Che Malone Fondoh et Arnold Mael Kamdem pour renforcer le groupe
Pour combler ces absences, le staff a fait appel à Che Malone Fondoh, défenseur de l’USM Alger, afin d’apporter une présence physique et une agressivité contrôlée. Son profil correspond au besoin d’intensité souvent exigé sur le plan défensif lors de la CAN 2025, où les duels et les situations de transition sont omniprésents. Cette convocation constitue également une opportunité rare pour le joueur de s’affirmer dans un groupe en pleine évolution.
Le milieu Arnold Mael Kamdem, lui, arrive dans l’optique d’apporter une fraîcheur technique et une capacité à répéter les efforts. Dans un contexte où la sélection du Cameroun cherche à maintenir un équilibre entre expérience et renouvellement, l’intégration de Kamdem s’inscrit dans une logique de complémentarité. Son profil pourrait permettre de compenser partiellement la perte d’Ambina tout en offrant au staff des alternatives tactiques supplémentaires.

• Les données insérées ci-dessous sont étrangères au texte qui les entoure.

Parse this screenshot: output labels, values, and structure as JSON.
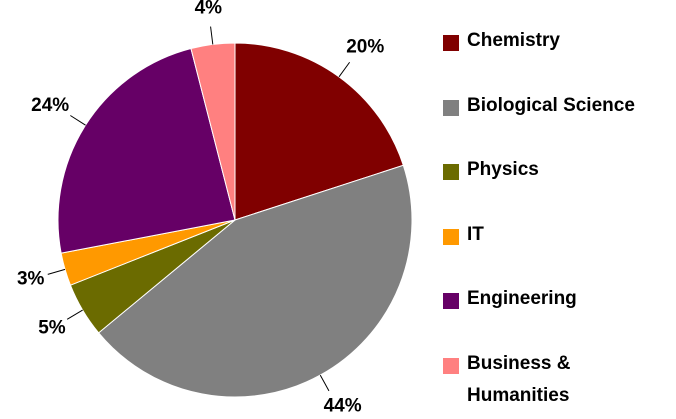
{
  "chart_data": {
    "type": "pie",
    "categories": [
      "Chemistry",
      "Biological Science",
      "Physics",
      "IT",
      "Engineering",
      "Business & Humanities"
    ],
    "values": [
      20,
      44,
      5,
      3,
      24,
      4
    ],
    "value_labels": [
      "20%",
      "44%",
      "5%",
      "3%",
      "24%",
      "4%"
    ],
    "colors": [
      "#800000",
      "#808080",
      "#6b6b00",
      "#ff9900",
      "#660066",
      "#ff8080"
    ],
    "legend": "right"
  }
}
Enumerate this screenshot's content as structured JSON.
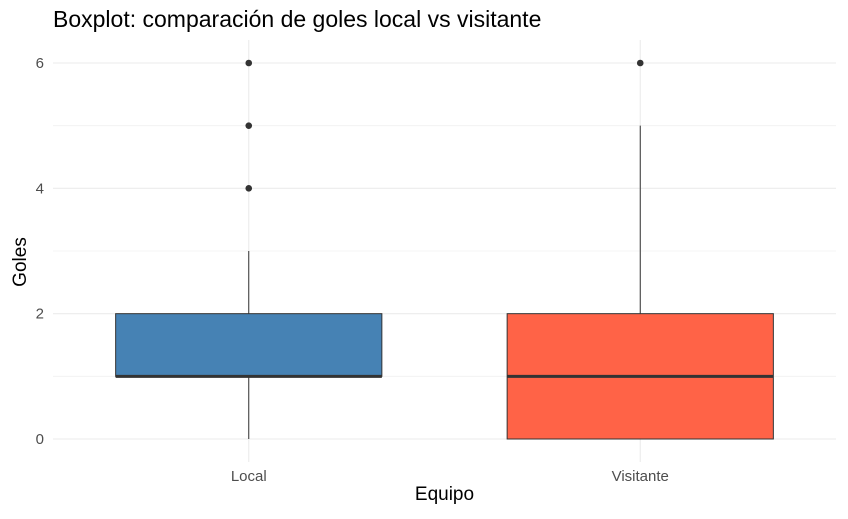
{
  "chart_data": {
    "type": "boxplot",
    "title": "Boxplot: comparación de goles local vs visitante",
    "xlabel": "Equipo",
    "ylabel": "Goles",
    "ylim": [
      -0.3,
      6.3
    ],
    "yticks": [
      0,
      2,
      4,
      6
    ],
    "grid": true,
    "categories": [
      "Local",
      "Visitante"
    ],
    "boxes": [
      {
        "category": "Local",
        "color": "#4682B4",
        "whisker_low": 0,
        "q1": 1,
        "median": 1,
        "q3": 2,
        "whisker_high": 3,
        "outliers": [
          4,
          5,
          6
        ]
      },
      {
        "category": "Visitante",
        "color": "#FF6347",
        "whisker_low": 0,
        "q1": 0,
        "median": 1,
        "q3": 2,
        "whisker_high": 5,
        "outliers": [
          6
        ]
      }
    ]
  }
}
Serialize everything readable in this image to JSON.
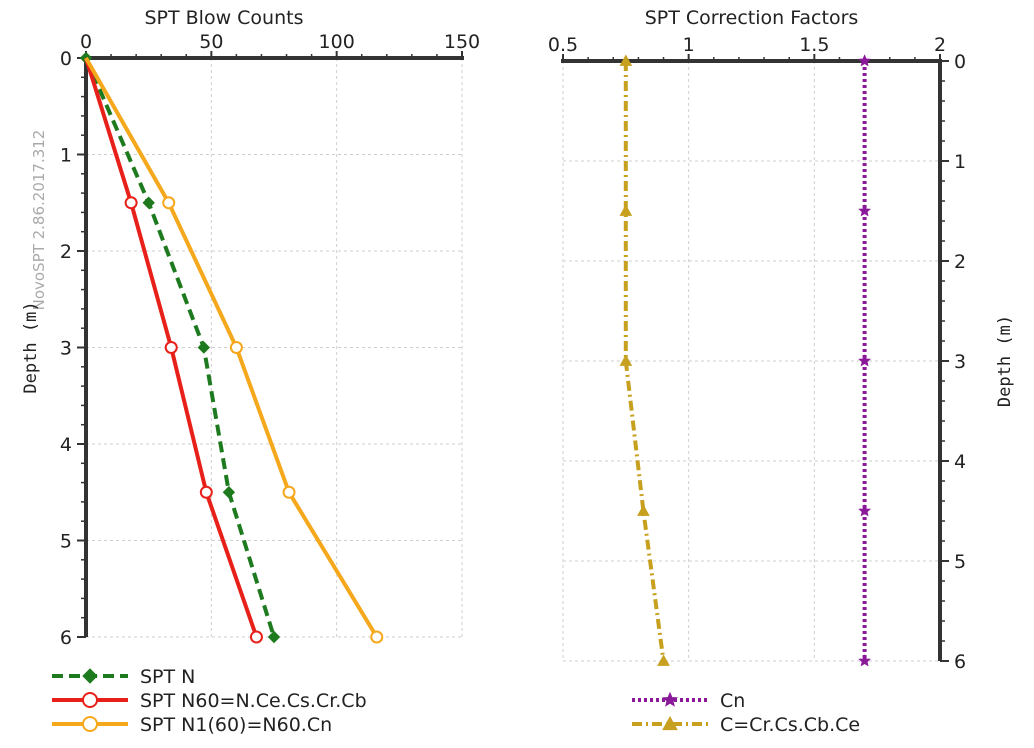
{
  "watermark": "NovoSPT 2.86.2017.312",
  "chart_data": [
    {
      "type": "line",
      "title": "SPT Blow Counts",
      "xlabel": "",
      "ylabel": "Depth (m)",
      "xlim": [
        0,
        150
      ],
      "ylim": [
        0,
        6
      ],
      "y_inverted": true,
      "x_axis_position": "top",
      "y_axis_position": "left",
      "xticks": [
        "0",
        "50",
        "100",
        "150"
      ],
      "yticks": [
        "0",
        "1",
        "2",
        "3",
        "4",
        "5",
        "6"
      ],
      "grid": true,
      "legend": "bottom",
      "series": [
        {
          "name": "SPT N",
          "color": "#1e7a1e",
          "style": "dashed",
          "marker": "diamond",
          "x": [
            0,
            25,
            47,
            57,
            75
          ],
          "y": [
            0,
            1.5,
            3,
            4.5,
            6
          ]
        },
        {
          "name": "SPT N60=N.Ce.Cs.Cr.Cb",
          "color": "#e8201a",
          "style": "solid",
          "marker": "open-circle",
          "x": [
            0,
            18,
            34,
            48,
            68
          ],
          "y": [
            0,
            1.5,
            3,
            4.5,
            6
          ]
        },
        {
          "name": "SPT N1(60)=N60.Cn",
          "color": "#f5a81c",
          "style": "solid",
          "marker": "open-circle",
          "x": [
            0,
            33,
            60,
            81,
            116
          ],
          "y": [
            0,
            1.5,
            3,
            4.5,
            6
          ]
        }
      ]
    },
    {
      "type": "line",
      "title": "SPT Correction Factors",
      "xlabel": "",
      "ylabel": "Depth (m)",
      "xlim": [
        0.5,
        2
      ],
      "ylim": [
        0,
        6
      ],
      "y_inverted": true,
      "x_axis_position": "top",
      "y_axis_position": "right",
      "xticks": [
        "0.5",
        "1",
        "1.5",
        "2"
      ],
      "yticks": [
        "0",
        "1",
        "2",
        "3",
        "4",
        "5",
        "6"
      ],
      "grid": true,
      "legend": "bottom",
      "series": [
        {
          "name": "Cn",
          "color": "#8a1a9a",
          "style": "dotted",
          "marker": "star",
          "x": [
            1.7,
            1.7,
            1.7,
            1.7,
            1.7
          ],
          "y": [
            0,
            1.5,
            3,
            4.5,
            6
          ]
        },
        {
          "name": "C=Cr.Cs.Cb.Ce",
          "color": "#c8a020",
          "style": "dashdot",
          "marker": "triangle",
          "x": [
            0.75,
            0.75,
            0.75,
            0.82,
            0.9
          ],
          "y": [
            0,
            1.5,
            3,
            4.5,
            6
          ]
        }
      ]
    }
  ]
}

Un groupe F qui s’annonce impitoyable
La présence du Cameroun dans un groupe F extrêmement compétitif accentue l’importance de chaque décision dans la gestion du collectif. Avec le Gabon, la Côte d’Ivoire et le Mozambique, les Lions Indomptables devront afficher une solidité mentale et un sens du détail important pour espérer franchir ce premier tour. Dans une CAN 2025 où le niveau général semble très resserré, la moindre approximation peut coûter cher. Les débuts face au Gabon donneront le ton du parcours à venir.

Pour affronter ces adversaires, le rôle des leaders comme André Onana, Vincent Aboubakar ou Choupo-Moting sera déterminant. Leur expérience des grands rendez-vous, combinée à l’encadrement fédéral de Samuel Eto’o, représente un pilier essentiel pour maintenir la cohésion d’un groupe bousculé par plusieurs imprévus. Dans ce type de configuration, le Cameroun a montré par le passé qu’il pouvait surprendre, notamment grâce à sa capacité à se transcender dans les situations les plus délicates.

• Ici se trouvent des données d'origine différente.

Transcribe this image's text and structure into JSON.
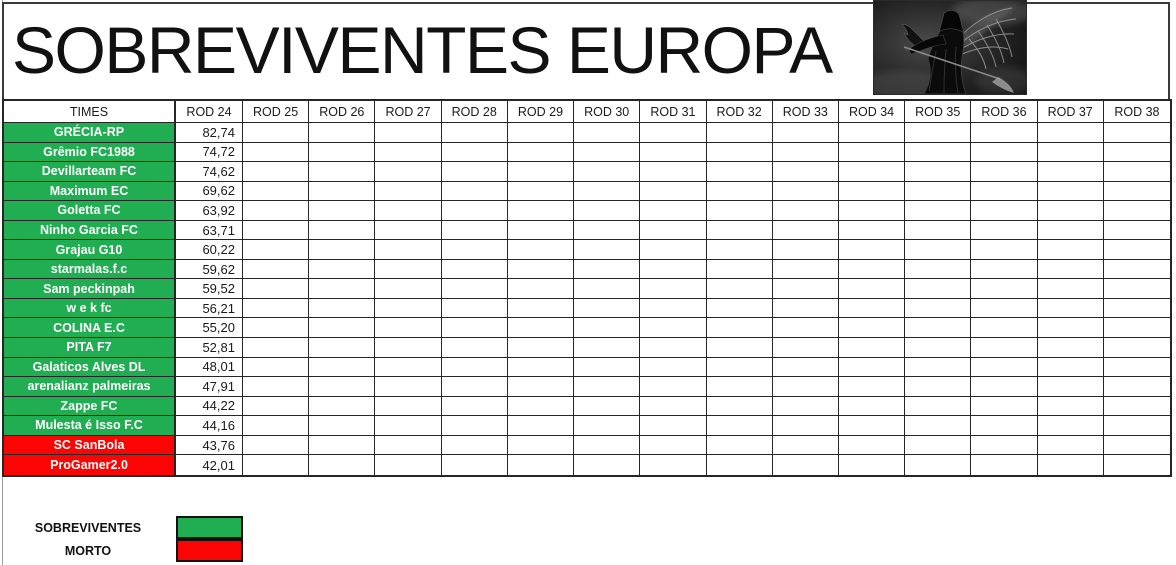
{
  "title": "SOBREVIVENTES EUROPA",
  "logo": "grim-reaper-image",
  "header": {
    "times": "TIMES",
    "rounds": [
      "ROD 24",
      "ROD 25",
      "ROD 26",
      "ROD 27",
      "ROD 28",
      "ROD 29",
      "ROD 30",
      "ROD 31",
      "ROD 32",
      "ROD 33",
      "ROD 34",
      "ROD 35",
      "ROD 36",
      "ROD 37",
      "ROD 38"
    ]
  },
  "rows": [
    {
      "team": "GRÉCIA-RP",
      "rod24": "82,74",
      "status": "alive"
    },
    {
      "team": "Grêmio FC1988",
      "rod24": "74,72",
      "status": "alive"
    },
    {
      "team": "Devillarteam FC",
      "rod24": "74,62",
      "status": "alive"
    },
    {
      "team": "Maximum EC",
      "rod24": "69,62",
      "status": "alive"
    },
    {
      "team": "Goletta FC",
      "rod24": "63,92",
      "status": "alive"
    },
    {
      "team": "Ninho Garcia FC",
      "rod24": "63,71",
      "status": "alive"
    },
    {
      "team": "Grajau G10",
      "rod24": "60,22",
      "status": "alive"
    },
    {
      "team": "starmalas.f.c",
      "rod24": "59,62",
      "status": "alive"
    },
    {
      "team": "Sam peckinpah",
      "rod24": "59,52",
      "status": "alive"
    },
    {
      "team": "w e k fc",
      "rod24": "56,21",
      "status": "alive"
    },
    {
      "team": "COLINA E.C",
      "rod24": "55,20",
      "status": "alive"
    },
    {
      "team": "PITA F7",
      "rod24": "52,81",
      "status": "alive"
    },
    {
      "team": "Galaticos Alves DL",
      "rod24": "48,01",
      "status": "alive"
    },
    {
      "team": "arenalianz palmeiras",
      "rod24": "47,91",
      "status": "alive"
    },
    {
      "team": "Zappe FC",
      "rod24": "44,22",
      "status": "alive"
    },
    {
      "team": "Mulesta é Isso F.C",
      "rod24": "44,16",
      "status": "alive"
    },
    {
      "team": "SC SanBola",
      "rod24": "43,76",
      "status": "dead"
    },
    {
      "team": "ProGamer2.0",
      "rod24": "42,01",
      "status": "dead"
    }
  ],
  "legend": {
    "alive_label": "SOBREVIVENTES",
    "dead_label": "MORTO"
  },
  "colors": {
    "alive": "#21AE52",
    "dead": "#FB0404",
    "grid_border": "#262626"
  }
}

Un Cameroun capable de créer la surprise
Comme en 2017, où peu de spécialistes misaient sur un sacre camerounais, la sélection actuelle possède plusieurs arguments pour déjouer les pronostics. L’arrivée de David Pagou à la tête de l’équipe a apporté une rigueur nouvelle, une discipline renforcée et une vision plus cohérente du projet de jeu. Dans une CAN 2025 où l’équilibre tactique et la gestion émotionnelle joueront un rôle central, cette dynamique pourrait permettre aux Lions d’exister face à n’importe quel adversaire.

Si l’on ajoute la présence de cadres charismatiques tels que André Onana, Vincent Aboubakar ou Choupo-Moting, la capacité de renouveau du Cameroun apparaît réelle. Dans un tournoi où les favoris seront sous pression, les Lions Indomptables peuvent s’inviter dans la conversation, notamment grâce à leur habitude des contextes difficiles. Cette CAN pourrait ainsi servir de tremplin pour redéfinir leur statut à l’échelle continentale.
Mon avis d’expert en football
La CAN 2025 s’annonce plus ouverte que ne l’indiquent les pronostics. Entre forfaits, ajustements de dernière minute et nouvelles dynamiques, la hiérarchie pourrait être bouleversée. Des favoris peuvent tomber prématurément, tandis que des outsiders comme le Cameroun ont les moyens de surprendre, à l’image de 2017. Malgré les incertitudes, les Lions Indomptables disposent encore de leaders expérimentés comme Vincent Aboubakar, André Onana et Choupo-Moting, dans un cadre porté par Samuel Eto’o. Dans une CAN imprévisible, la cohésion et l’adaptation feront la différence, laissant présager plus de surprises que prévu au Maroc.